The Discovery of France Page 2
A modern historian who leaves behind the quiet towns and almost deserted main roads of eighteenth- and nineteenth-century France has more to learn from George Sand’s illiterate guide than from the famous tourist herself. In many respects, the more accurate the map, the more misleading the impression. Most official, political definitions of the country are quite useless for describing the world of its inhabitants. For someone who sets out across the country, they serve mainly as distant landmarks, and create the comforting impression of knowing where the road is supposed to lead.
Provisionally, then, pre-Revolutionary France can be described as a nation composed of several feudal provinces or ‘généralités’. Some of these provinces, known as ‘pays d’état’, had their own regional parliaments and imposed their own taxes. Others, known as ‘pays d’élection’, were taxed directly by the state. Many of them have been a part of France for less than four hundred years (see Chronology, p. 359). To historians who tried to describe the entire kingdom, the chaotic effects of the division of Charlemagne’s empire in 843, and even the tribal divisions described by Julius Caesar, were still apparent in the maze of internal customs barriers and legal discrepancies.
This jumble of old fiefdoms was, however, controlled by an ambitious and increasingly powerful monarchy. Roman Gaul had looked to the Mediterranean. Now, economic and political power was firmly centred in the north. In 1682, Louis XIV moved his court to the edge of a hunting forest twelve miles south-west of Paris. The avenues of Versailles and the boulevards of Paris were gradually extended across a kingdom that seemed to educated people to be the work of divine providence. Nearly all the frontiers of France were natural: the Atlantic Ocean to the west; the Pyrenees and the Mediterranean to the south; the Alps, the Jura and the Rhine to the east; the English Channel to the north. Only the flat north-eastern frontier was open, but it was consolidated by the conquest of Artois and Flanders. Later, the annexation of Lorraine would give the kingdom its satisfying, providential shape. A guide for foreign and domestic travellers published in 1687 painted a familiar, reassuring picture of a nation ‘joined and united in all its parts and provinces’, ‘seated in the middle of Europe’, ‘almost round and like an oval’.
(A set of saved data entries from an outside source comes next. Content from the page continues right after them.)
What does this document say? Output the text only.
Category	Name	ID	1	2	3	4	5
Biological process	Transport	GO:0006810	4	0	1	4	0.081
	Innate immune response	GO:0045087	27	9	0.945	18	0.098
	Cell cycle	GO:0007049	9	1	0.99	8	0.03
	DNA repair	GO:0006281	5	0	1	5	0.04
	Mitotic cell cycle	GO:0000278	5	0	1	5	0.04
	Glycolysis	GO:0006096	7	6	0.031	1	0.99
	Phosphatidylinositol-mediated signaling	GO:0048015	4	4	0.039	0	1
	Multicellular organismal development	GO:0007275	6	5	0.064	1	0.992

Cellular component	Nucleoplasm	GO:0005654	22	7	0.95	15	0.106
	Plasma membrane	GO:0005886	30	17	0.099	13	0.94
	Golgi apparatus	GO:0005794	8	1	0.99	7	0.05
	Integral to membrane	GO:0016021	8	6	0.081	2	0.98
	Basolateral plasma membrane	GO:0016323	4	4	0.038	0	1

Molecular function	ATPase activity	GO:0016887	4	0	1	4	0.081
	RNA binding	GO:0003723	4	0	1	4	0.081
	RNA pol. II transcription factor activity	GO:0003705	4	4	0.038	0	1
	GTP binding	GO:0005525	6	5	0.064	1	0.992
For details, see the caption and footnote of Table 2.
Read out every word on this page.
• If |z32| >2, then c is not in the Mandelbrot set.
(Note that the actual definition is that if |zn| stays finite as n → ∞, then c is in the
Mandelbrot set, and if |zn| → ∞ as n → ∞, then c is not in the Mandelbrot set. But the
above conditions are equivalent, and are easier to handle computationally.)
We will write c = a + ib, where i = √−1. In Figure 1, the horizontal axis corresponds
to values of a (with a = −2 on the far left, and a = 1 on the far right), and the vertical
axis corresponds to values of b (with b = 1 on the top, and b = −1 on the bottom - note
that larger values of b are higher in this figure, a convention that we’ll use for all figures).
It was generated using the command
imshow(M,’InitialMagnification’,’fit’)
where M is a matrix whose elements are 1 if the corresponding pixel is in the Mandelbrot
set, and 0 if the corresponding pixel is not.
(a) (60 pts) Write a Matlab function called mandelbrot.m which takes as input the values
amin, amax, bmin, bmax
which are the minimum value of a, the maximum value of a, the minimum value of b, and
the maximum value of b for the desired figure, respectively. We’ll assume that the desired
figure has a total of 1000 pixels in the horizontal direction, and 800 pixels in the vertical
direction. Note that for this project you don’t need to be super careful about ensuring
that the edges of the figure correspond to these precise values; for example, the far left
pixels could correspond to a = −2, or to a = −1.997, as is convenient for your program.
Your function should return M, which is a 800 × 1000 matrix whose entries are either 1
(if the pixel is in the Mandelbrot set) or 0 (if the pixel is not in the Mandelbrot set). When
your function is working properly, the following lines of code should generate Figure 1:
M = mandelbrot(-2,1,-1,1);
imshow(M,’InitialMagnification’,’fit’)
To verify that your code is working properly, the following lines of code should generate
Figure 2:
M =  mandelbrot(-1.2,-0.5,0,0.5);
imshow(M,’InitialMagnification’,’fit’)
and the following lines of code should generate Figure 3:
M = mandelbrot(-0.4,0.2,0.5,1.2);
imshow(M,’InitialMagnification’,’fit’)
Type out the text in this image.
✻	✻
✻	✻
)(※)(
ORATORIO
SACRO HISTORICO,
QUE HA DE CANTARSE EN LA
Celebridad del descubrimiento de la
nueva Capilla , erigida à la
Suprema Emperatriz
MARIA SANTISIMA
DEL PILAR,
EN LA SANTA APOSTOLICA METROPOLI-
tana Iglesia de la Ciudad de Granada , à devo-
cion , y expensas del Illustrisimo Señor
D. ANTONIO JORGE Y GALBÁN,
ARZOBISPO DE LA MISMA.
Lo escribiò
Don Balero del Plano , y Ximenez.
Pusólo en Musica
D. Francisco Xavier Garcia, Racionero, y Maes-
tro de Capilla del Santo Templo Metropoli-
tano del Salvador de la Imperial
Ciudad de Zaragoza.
The seventeenth-century guidebook went on to describe France as a densely populated nation with barely an acre of uncultivated land, a high-speed transport system and an extensive network of comfortable, moderately priced hotels. This was the sort of glorious mirage that might have appeared in summer skies above the manicured forest of Versailles. It will be our last sight for some time to come of an ordered and comprehensible country.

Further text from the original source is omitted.